第20話
珈琲のいい香りがしている。
夕方の空いてる時間帯だからどろうか、店内には山科唯と俺だけがたたずんでいた。
山科唯に話があると言われて、兄貴に出くわしたら結城家ではちょっとまずいのでと、彼女にに促されるまま、いま二人は小さな喫茶店に至る。
「で?話って何?」
俺が切り出した、些かぶっきらぼうだったかもしれない。
「あの…相談っていうか、話を聞いてほしくて。」
山科唯は少し戸惑いながら話始めた。
「博巳さんて、もしかして、他に付き合ってる人とか、好きな人っているのかな。」
話は満が想像していたベクトルとは少し違う方向を指していた。

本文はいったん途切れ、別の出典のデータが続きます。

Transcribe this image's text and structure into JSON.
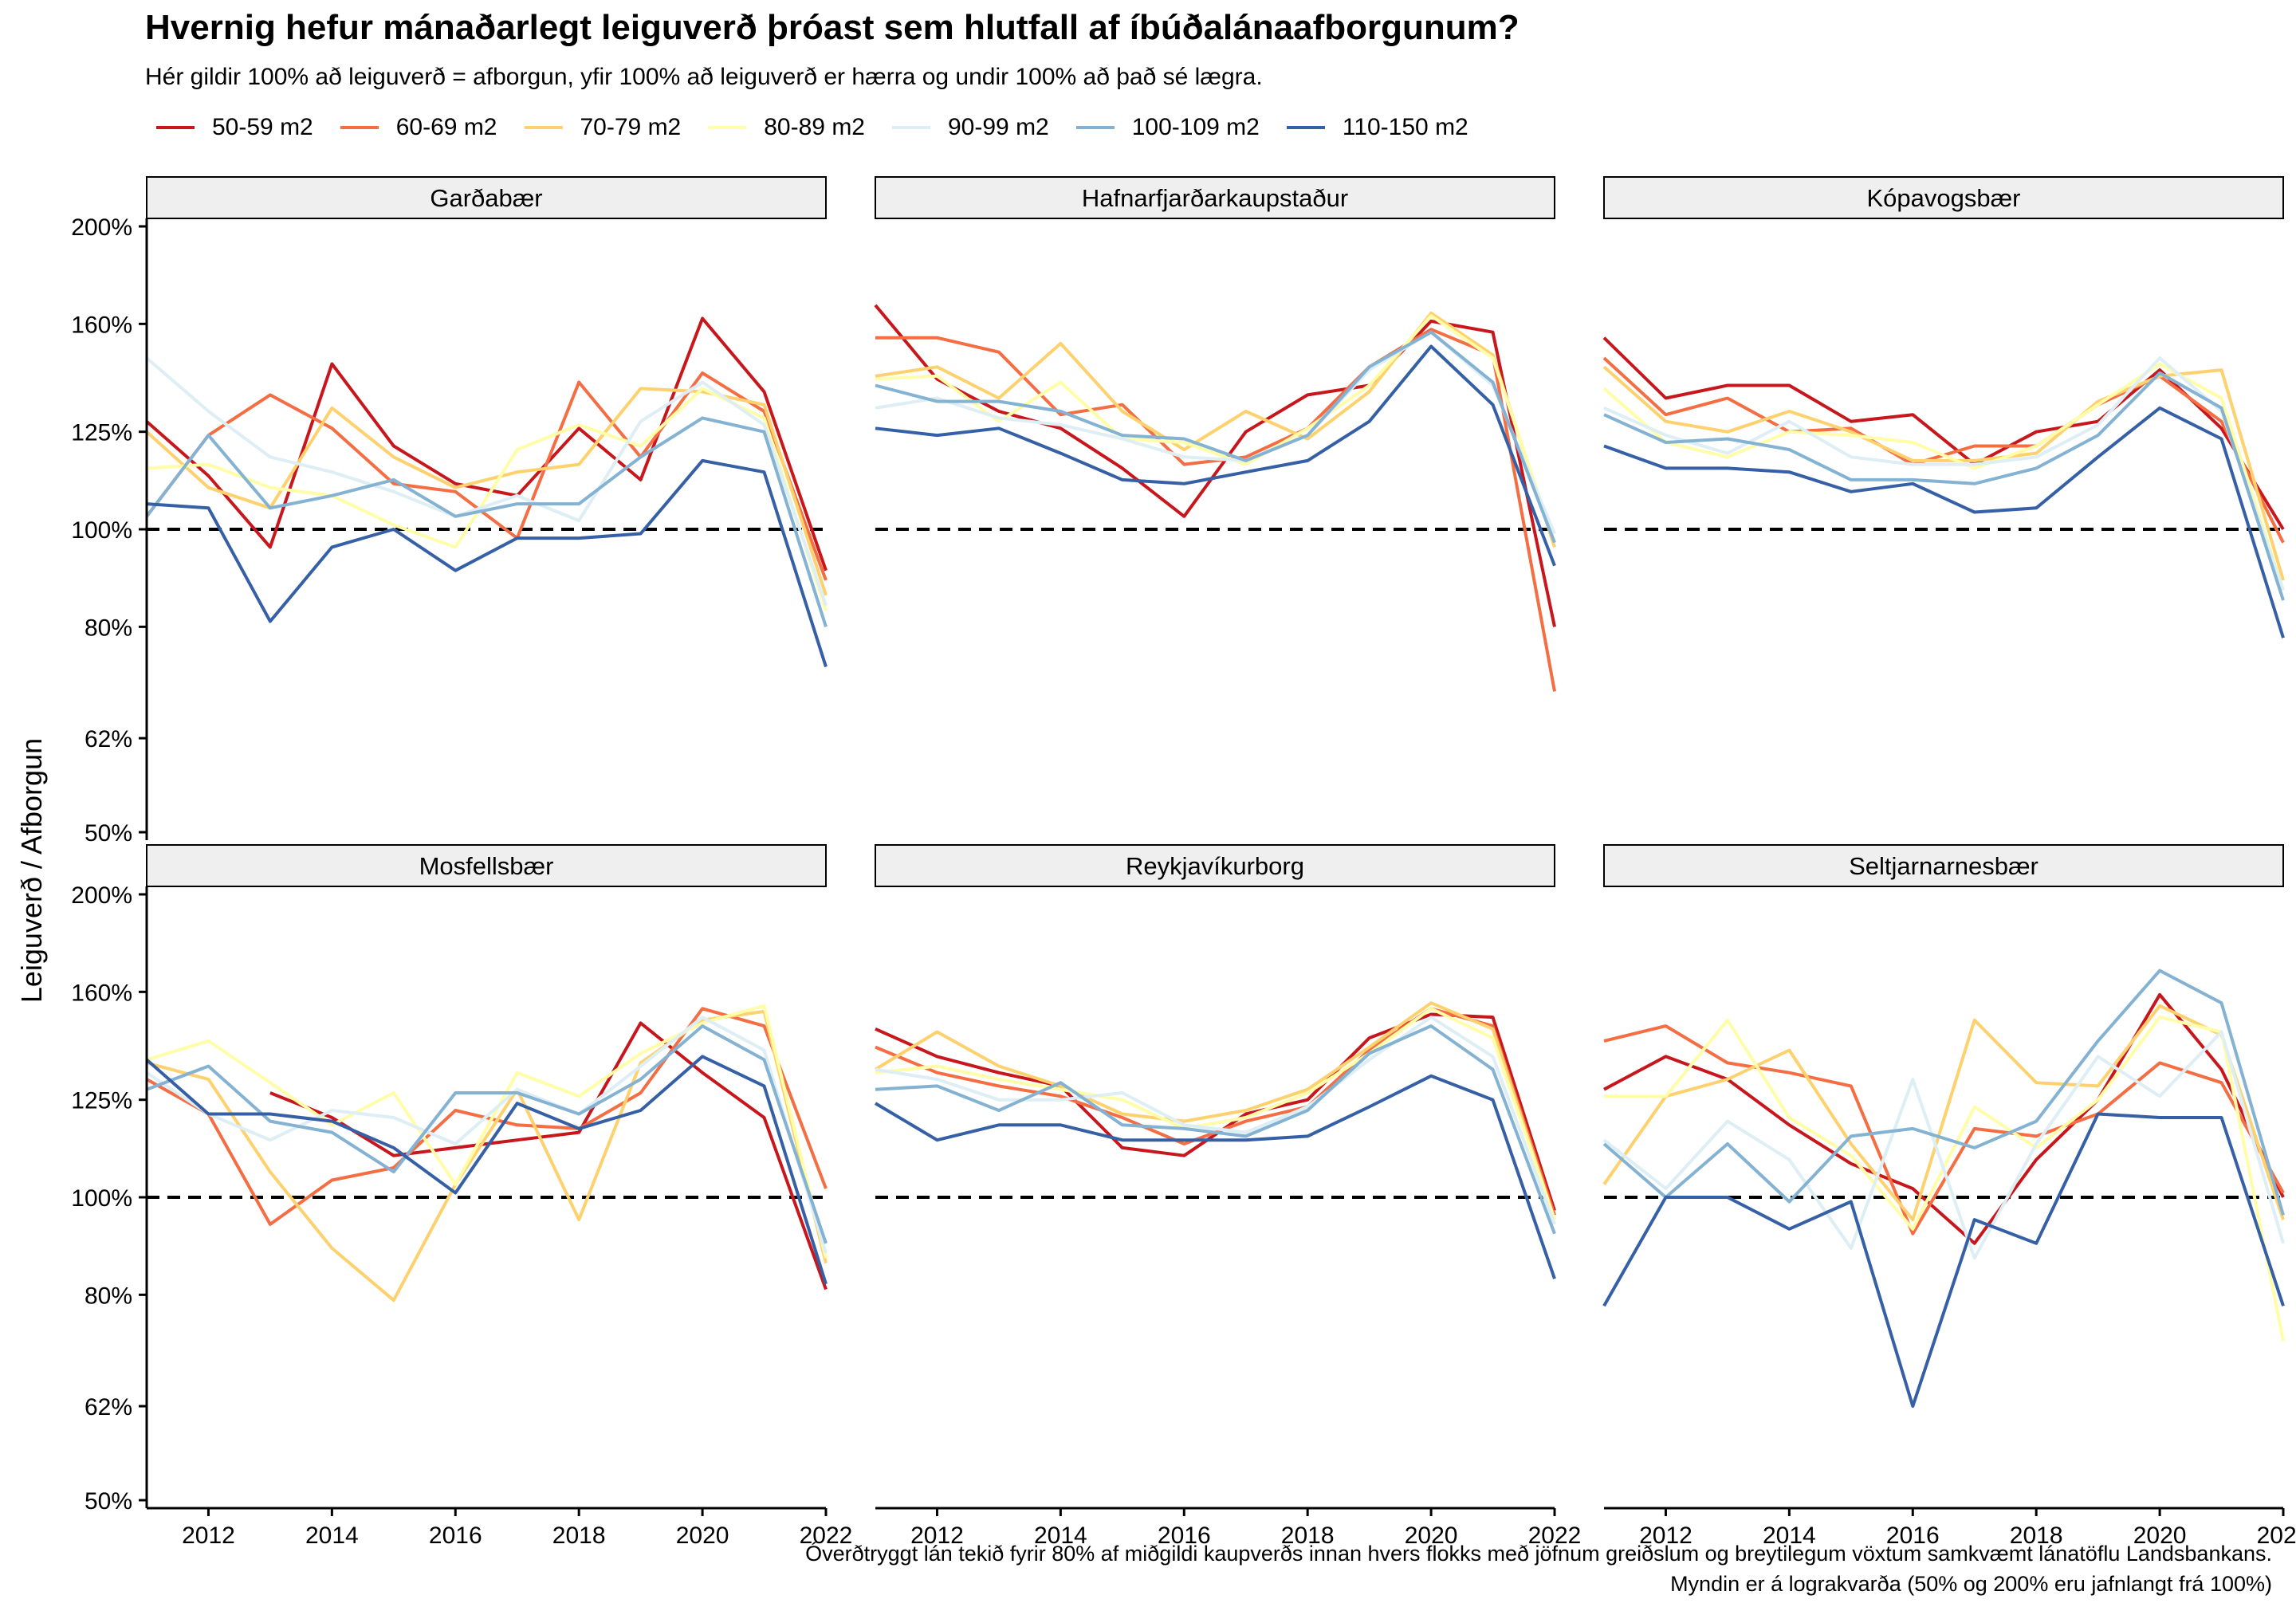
{
  "title": "Hvernig hefur mánaðarlegt leiguverð þróast sem hlutfall af íbúðalánaafborgunum?",
  "subtitle": "Hér gildir 100% að leiguverð = afborgun, yfir 100% að leiguverð er hærra og undir 100% að það sé lægra.",
  "caption_line1": "Óverðtryggt lán tekið fyrir 80% af miðgildi kaupverðs innan hvers flokks með jöfnum greiðslum og breytilegum vöxtum samkvæmt lánatöflu Landsbankans.",
  "caption_line2": "Myndin er á lograkvarða (50% og 200% eru jafnlangt frá 100%)",
  "chart_data": {
    "type": "line",
    "facet_layout": "2 rows x 3 columns",
    "y_scale": "log",
    "ylabel": "Leiguverð / Afborgun",
    "ylim": [
      50,
      200
    ],
    "y_ticks": [
      50,
      62,
      80,
      100,
      125,
      160,
      200
    ],
    "y_tick_labels": [
      "50%",
      "62%",
      "80%",
      "100%",
      "125%",
      "160%",
      "200%"
    ],
    "reference_line": 100,
    "xlim": [
      2011,
      2022
    ],
    "x_ticks": [
      2012,
      2014,
      2016,
      2018,
      2020,
      2022
    ],
    "x_tick_labels": [
      "2012",
      "2014",
      "2016",
      "2018",
      "2020",
      "2022"
    ],
    "grid": false,
    "legend_position": "top-left",
    "x": [
      2011,
      2012,
      2013,
      2014,
      2015,
      2016,
      2017,
      2018,
      2019,
      2020,
      2021,
      2022
    ],
    "series_names": [
      "50-59 m2",
      "60-69 m2",
      "70-79 m2",
      "80-89 m2",
      "90-99 m2",
      "100-109 m2",
      "110-150 m2"
    ],
    "series_colors": [
      "#c8161d",
      "#f46d43",
      "#fdd16e",
      "#fffda8",
      "#ddeef5",
      "#84b2d3",
      "#3660a6"
    ],
    "facets": [
      {
        "name": "Garðabær",
        "series": [
          [
            128,
            113,
            96,
            146,
            121,
            111,
            108,
            126,
            112,
            162,
            137,
            91
          ],
          [
            103,
            124,
            136,
            126,
            111,
            109,
            98,
            140,
            118,
            143,
            131,
            89
          ],
          [
            125,
            110,
            105,
            132,
            118,
            110,
            114,
            116,
            138,
            137,
            133,
            86
          ],
          [
            115,
            116,
            110,
            108,
            101,
            96,
            120,
            127,
            121,
            138,
            129,
            83
          ],
          [
            148,
            131,
            118,
            114,
            109,
            103,
            108,
            102,
            128,
            140,
            127,
            84
          ],
          [
            103,
            124,
            105,
            108,
            112,
            103,
            106,
            106,
            118,
            129,
            125,
            80
          ],
          [
            106,
            105,
            81,
            96,
            100,
            91,
            98,
            98,
            99,
            117,
            114,
            73
          ]
        ]
      },
      {
        "name": "Hafnarfjarðarkaupstaður",
        "series": [
          [
            167,
            141,
            131,
            126,
            115,
            103,
            125,
            136,
            139,
            161,
            157,
            80
          ],
          [
            155,
            155,
            150,
            130,
            133,
            116,
            118,
            126,
            145,
            158,
            149,
            69
          ],
          [
            142,
            145,
            135,
            153,
            131,
            120,
            131,
            123,
            137,
            164,
            149,
            96
          ],
          [
            141,
            142,
            128,
            140,
            123,
            122,
            116,
            126,
            139,
            163,
            148,
            97
          ],
          [
            132,
            135,
            129,
            127,
            123,
            118,
            117,
            124,
            144,
            157,
            139,
            99
          ],
          [
            139,
            134,
            134,
            131,
            124,
            123,
            117,
            124,
            145,
            157,
            140,
            97
          ],
          [
            126,
            124,
            126,
            119,
            112,
            111,
            114,
            117,
            128,
            152,
            133,
            92
          ]
        ]
      },
      {
        "name": "Kópavogsbær",
        "series": [
          [
            155,
            135,
            139,
            139,
            128,
            130,
            116,
            125,
            128,
            144,
            126,
            100
          ],
          [
            148,
            130,
            135,
            125,
            126,
            116,
            121,
            121,
            133,
            142,
            128,
            97
          ],
          [
            145,
            128,
            125,
            131,
            125,
            117,
            117,
            119,
            134,
            142,
            144,
            89
          ],
          [
            138,
            122,
            118,
            125,
            124,
            122,
            115,
            121,
            133,
            146,
            135,
            87
          ],
          [
            132,
            124,
            119,
            128,
            118,
            116,
            116,
            118,
            127,
            148,
            131,
            87
          ],
          [
            130,
            122,
            123,
            120,
            112,
            112,
            111,
            115,
            124,
            143,
            132,
            85
          ],
          [
            121,
            115,
            115,
            114,
            109,
            111,
            104,
            105,
            118,
            132,
            123,
            78
          ]
        ]
      },
      {
        "name": "Mosfellsbær",
        "series": [
          [
            null,
            null,
            127,
            120,
            110,
            112,
            114,
            116,
            149,
            133,
            120,
            81
          ],
          [
            131,
            121,
            94,
            104,
            107,
            122,
            118,
            117,
            127,
            154,
            148,
            102
          ],
          [
            136,
            131,
            106,
            89,
            79,
            103,
            128,
            95,
            136,
            150,
            153,
            86
          ],
          [
            137,
            143,
            130,
            118,
            127,
            103,
            133,
            126,
            139,
            149,
            155,
            87
          ],
          [
            133,
            121,
            114,
            122,
            120,
            113,
            128,
            121,
            135,
            151,
            140,
            88
          ],
          [
            128,
            135,
            119,
            116,
            106,
            127,
            127,
            121,
            131,
            148,
            137,
            90
          ],
          [
            137,
            121,
            121,
            119,
            112,
            101,
            124,
            117,
            122,
            138,
            129,
            82
          ]
        ]
      },
      {
        "name": "Reykjavíkurborg",
        "series": [
          [
            147,
            138,
            133,
            129,
            112,
            110,
            121,
            125,
            144,
            152,
            151,
            97
          ],
          [
            141,
            133,
            129,
            126,
            120,
            113,
            119,
            123,
            140,
            154,
            148,
            96
          ],
          [
            134,
            146,
            135,
            129,
            121,
            119,
            122,
            128,
            141,
            156,
            147,
            95
          ],
          [
            133,
            135,
            131,
            128,
            125,
            117,
            120,
            127,
            139,
            154,
            144,
            95
          ],
          [
            134,
            131,
            125,
            125,
            127,
            118,
            116,
            123,
            137,
            151,
            138,
            94
          ],
          [
            128,
            129,
            122,
            130,
            118,
            117,
            115,
            122,
            139,
            148,
            134,
            92
          ],
          [
            124,
            114,
            118,
            118,
            114,
            114,
            114,
            115,
            123,
            132,
            125,
            83
          ]
        ]
      },
      {
        "name": "Seltjarnarnesbær",
        "series": [
          [
            128,
            138,
            131,
            118,
            108,
            102,
            90,
            109,
            125,
            159,
            134,
            100
          ],
          [
            143,
            148,
            136,
            133,
            129,
            92,
            117,
            115,
            121,
            136,
            130,
            101
          ],
          [
            103,
            126,
            131,
            140,
            113,
            95,
            150,
            130,
            129,
            155,
            145,
            95
          ],
          [
            126,
            126,
            150,
            120,
            110,
            93,
            123,
            112,
            125,
            151,
            146,
            72
          ],
          [
            114,
            102,
            119,
            109,
            89,
            131,
            87,
            113,
            138,
            126,
            146,
            90
          ],
          [
            113,
            100,
            113,
            99,
            115,
            117,
            112,
            119,
            143,
            168,
            156,
            96
          ],
          [
            78,
            100,
            100,
            93,
            99,
            62,
            95,
            90,
            121,
            120,
            120,
            78
          ]
        ]
      }
    ]
  }
}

てっきりのろけの恋愛相談でもされるのかと思っていたのだ。
「どうしてそう思うの?」
彼女は言いにくそうに…でも少し覚悟を決めた様に切り出した。
「だって、博巳君、ここの所、デートと言えばホテルばっかりなの。するばっかりで、上の空っていうか、全然他の事で遊んでくれないっていうか…」
ここ迄聞いた所で、ああやっぱりと思った。やっぱりただののろけじゃないか。
するだけ?
は?
俺がどれ程、何回、何十回、それを渇望して想像した事か。妄想の中、どれだけ一人で自身を慰めた事か。慰めた後、どれ程虚しく、また更に兄貴を恋しく思った事か。
この女は何にもわかってない。
「…とにかく、博巳君とお付き合い続けるべきか、悩んでいて。満君、それとなく博巳君に聞いて見てくれない?他に好きな人いるのかどうか。」
「断るよ。自分でそういう事は、聞いた方がいい。」
「え、でも…」
しつこい。この女は知ってる。自分が男性にどんな目で見られているか。自分の美貌が男にどれだけ効力をもたらすかを、自分の武器を知ってそれをちらつかせて頼んで来ているのだ。
俺には通用しないけど。
「じゃあ、俺としてみる?試しに…愛の無いセックスをしたら、兄貴とのセックスがどれだけ愛のあるものかわかるんじゃない?」
酷いっと言わんばかりに、山科唯は泣き出してしまった。
「ごめんね、俺は協力出来ないから」
それだけ言い残して、俺は喫茶店を後にした。